In a subsequent statement Monday afternoon, Watson's lawyer, Rusty Hardin, said: "The answer to whether we are saying that all 22 plaintiffs are lying about the allegations of sexual misconduct by Mr. Watson is a resounding yes."
The filing says the plaintiffs "are not victims of any type of misconduct," stating that many of them excluded relevant information about their interactions - in three cases failing to mention additional massage sessions with Watson - and several told other people they wanted to get money out of him.
According to the original answer, seven plaintiffs willingly worked or offered to work with the quarterback following the alleged incidents, three "lied about their alleged trauma and resulting harm," and eight "bragged about, praised, and were excited about massaging" the 25-year-old.
At least three of the plaintiffs messaged or attempted to contact Watson about future appointments or interactions after the alleged incidents, the filing asserted, with one woman "telling him ... that she wanted to go on dates with him."
"It was not until the plaintiffs saw an opportunity for a money grab that they changed their stories to convert therapy sessions they bragged about to friends and family to something much more nefarious," the original answer continued.
Watson is facing 22 lawsuits alleging sexual assault and inappropriate behavior.
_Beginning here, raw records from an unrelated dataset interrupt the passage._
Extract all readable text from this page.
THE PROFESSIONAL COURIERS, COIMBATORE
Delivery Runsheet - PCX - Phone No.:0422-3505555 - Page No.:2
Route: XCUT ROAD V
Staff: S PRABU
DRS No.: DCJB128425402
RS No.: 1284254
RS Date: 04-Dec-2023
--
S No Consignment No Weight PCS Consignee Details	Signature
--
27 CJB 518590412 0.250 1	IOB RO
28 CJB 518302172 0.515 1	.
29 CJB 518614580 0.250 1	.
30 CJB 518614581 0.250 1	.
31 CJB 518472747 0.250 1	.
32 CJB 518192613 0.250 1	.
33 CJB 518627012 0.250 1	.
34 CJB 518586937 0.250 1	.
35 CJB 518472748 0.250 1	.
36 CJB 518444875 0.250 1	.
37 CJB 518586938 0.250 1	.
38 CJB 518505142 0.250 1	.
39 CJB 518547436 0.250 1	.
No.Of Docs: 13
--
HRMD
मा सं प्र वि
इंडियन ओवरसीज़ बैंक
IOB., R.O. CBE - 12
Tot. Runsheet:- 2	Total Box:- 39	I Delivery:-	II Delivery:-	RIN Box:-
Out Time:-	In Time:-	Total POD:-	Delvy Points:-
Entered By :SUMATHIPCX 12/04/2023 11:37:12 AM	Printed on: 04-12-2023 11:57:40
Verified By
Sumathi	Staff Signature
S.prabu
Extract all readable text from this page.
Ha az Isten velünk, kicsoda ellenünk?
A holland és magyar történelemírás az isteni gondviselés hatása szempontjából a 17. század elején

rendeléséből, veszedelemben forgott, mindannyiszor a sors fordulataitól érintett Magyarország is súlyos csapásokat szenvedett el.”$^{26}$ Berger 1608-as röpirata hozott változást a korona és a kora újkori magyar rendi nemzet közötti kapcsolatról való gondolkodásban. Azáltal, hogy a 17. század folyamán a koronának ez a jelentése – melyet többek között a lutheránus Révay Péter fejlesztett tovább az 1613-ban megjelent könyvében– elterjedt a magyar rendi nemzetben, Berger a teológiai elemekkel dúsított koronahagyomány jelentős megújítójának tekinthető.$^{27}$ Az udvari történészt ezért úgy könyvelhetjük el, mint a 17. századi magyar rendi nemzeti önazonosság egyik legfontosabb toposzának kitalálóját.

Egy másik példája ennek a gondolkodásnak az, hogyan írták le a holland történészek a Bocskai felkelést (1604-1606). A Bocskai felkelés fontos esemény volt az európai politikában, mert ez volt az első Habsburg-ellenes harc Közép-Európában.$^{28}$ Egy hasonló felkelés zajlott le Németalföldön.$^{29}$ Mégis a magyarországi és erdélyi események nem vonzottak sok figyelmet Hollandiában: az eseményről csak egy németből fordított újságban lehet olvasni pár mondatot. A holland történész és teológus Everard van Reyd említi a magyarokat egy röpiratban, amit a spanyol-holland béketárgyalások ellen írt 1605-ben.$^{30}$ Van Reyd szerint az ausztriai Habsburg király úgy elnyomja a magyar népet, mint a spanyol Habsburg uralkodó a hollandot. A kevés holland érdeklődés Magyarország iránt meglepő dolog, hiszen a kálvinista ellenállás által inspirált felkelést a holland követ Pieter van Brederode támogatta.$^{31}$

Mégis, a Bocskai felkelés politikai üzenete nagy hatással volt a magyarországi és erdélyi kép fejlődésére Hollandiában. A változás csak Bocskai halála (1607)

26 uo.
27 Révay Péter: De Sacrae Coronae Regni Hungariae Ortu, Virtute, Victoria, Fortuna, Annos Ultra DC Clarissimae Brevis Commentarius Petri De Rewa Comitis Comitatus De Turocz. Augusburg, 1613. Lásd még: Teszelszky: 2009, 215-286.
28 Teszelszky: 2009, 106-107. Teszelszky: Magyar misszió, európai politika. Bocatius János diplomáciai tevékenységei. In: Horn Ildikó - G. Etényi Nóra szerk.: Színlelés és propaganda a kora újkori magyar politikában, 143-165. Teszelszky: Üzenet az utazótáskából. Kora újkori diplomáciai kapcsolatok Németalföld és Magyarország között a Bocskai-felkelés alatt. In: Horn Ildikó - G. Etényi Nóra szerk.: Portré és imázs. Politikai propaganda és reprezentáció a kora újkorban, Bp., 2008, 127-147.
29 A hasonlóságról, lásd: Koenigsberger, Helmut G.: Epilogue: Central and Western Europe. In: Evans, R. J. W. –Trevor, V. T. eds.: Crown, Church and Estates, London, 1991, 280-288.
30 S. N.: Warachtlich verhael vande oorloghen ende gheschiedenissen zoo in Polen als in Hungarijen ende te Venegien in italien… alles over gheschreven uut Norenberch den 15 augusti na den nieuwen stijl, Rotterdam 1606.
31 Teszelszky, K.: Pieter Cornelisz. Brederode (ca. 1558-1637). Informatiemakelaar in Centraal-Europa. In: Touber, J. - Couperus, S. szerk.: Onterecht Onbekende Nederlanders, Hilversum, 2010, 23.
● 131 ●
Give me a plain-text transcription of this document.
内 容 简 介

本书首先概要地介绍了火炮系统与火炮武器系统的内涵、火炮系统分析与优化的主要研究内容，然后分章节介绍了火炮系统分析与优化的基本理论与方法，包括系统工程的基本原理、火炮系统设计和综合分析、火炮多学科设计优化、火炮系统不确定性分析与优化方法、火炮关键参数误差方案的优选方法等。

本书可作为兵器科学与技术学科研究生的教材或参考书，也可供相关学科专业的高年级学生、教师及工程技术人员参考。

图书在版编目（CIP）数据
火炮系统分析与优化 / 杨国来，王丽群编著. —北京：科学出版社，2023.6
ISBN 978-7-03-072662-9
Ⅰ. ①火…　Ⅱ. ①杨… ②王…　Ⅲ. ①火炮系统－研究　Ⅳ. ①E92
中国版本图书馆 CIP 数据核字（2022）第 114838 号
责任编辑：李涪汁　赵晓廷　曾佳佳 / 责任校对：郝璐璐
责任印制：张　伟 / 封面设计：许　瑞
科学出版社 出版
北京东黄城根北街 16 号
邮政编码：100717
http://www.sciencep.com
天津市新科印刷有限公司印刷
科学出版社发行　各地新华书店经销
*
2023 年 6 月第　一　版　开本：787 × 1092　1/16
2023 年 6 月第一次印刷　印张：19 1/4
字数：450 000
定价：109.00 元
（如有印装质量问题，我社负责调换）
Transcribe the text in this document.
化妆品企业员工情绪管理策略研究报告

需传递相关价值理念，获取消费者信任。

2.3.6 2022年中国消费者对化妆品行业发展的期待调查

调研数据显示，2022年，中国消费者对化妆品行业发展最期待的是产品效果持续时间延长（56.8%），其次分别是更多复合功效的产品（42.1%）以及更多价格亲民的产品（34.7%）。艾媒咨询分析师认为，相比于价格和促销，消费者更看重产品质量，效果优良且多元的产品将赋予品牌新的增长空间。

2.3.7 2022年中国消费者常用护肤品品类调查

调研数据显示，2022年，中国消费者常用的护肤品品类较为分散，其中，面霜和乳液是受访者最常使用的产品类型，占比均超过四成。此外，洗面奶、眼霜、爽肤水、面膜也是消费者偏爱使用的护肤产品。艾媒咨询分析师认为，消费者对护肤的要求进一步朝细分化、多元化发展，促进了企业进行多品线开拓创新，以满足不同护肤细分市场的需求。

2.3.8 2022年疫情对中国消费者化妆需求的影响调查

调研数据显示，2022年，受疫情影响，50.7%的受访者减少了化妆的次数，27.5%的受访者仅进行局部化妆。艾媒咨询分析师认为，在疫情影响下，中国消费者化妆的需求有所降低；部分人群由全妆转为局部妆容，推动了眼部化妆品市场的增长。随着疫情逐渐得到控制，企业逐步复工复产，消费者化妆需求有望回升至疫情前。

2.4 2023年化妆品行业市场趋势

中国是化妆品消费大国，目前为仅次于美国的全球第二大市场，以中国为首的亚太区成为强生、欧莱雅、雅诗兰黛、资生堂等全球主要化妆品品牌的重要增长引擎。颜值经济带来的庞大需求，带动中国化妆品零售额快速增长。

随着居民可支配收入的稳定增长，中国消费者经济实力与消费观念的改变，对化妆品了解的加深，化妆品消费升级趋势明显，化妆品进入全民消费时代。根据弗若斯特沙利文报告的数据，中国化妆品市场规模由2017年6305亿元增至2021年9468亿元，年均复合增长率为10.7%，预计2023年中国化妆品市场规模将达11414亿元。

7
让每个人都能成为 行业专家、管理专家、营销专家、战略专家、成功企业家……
The Houston Police Department recently opened an investigation into the star passer after a complainant filed a criminal report against him.
"Only two of the 22 lawsuits allege forced sexual activity, which Mr. Watson vehemently denies," Hardin said in his statement.
The lawsuits allege that Watson exposed his penis to the women, touched them with his penis, forced them to kiss him, or in one case, forced one of the women to perform oral sex. Earlier in April, Hardin said "some sexual activity would have taken place" during some of the massages but insisted it was consensual.
Watson's team said at least four of the women have altered the social media accounts where they advertised their work since filing the lawsuits and one deleted her Instagram account. The plaintiffs were originally anonymous until two identified themselves in early April and a judge's order last week required the remainder of them to be identified. One of the women dropped her suit, citing concerns about privacy and security, but another woman subsequently filed a lawsuit, bringing the number back to 22.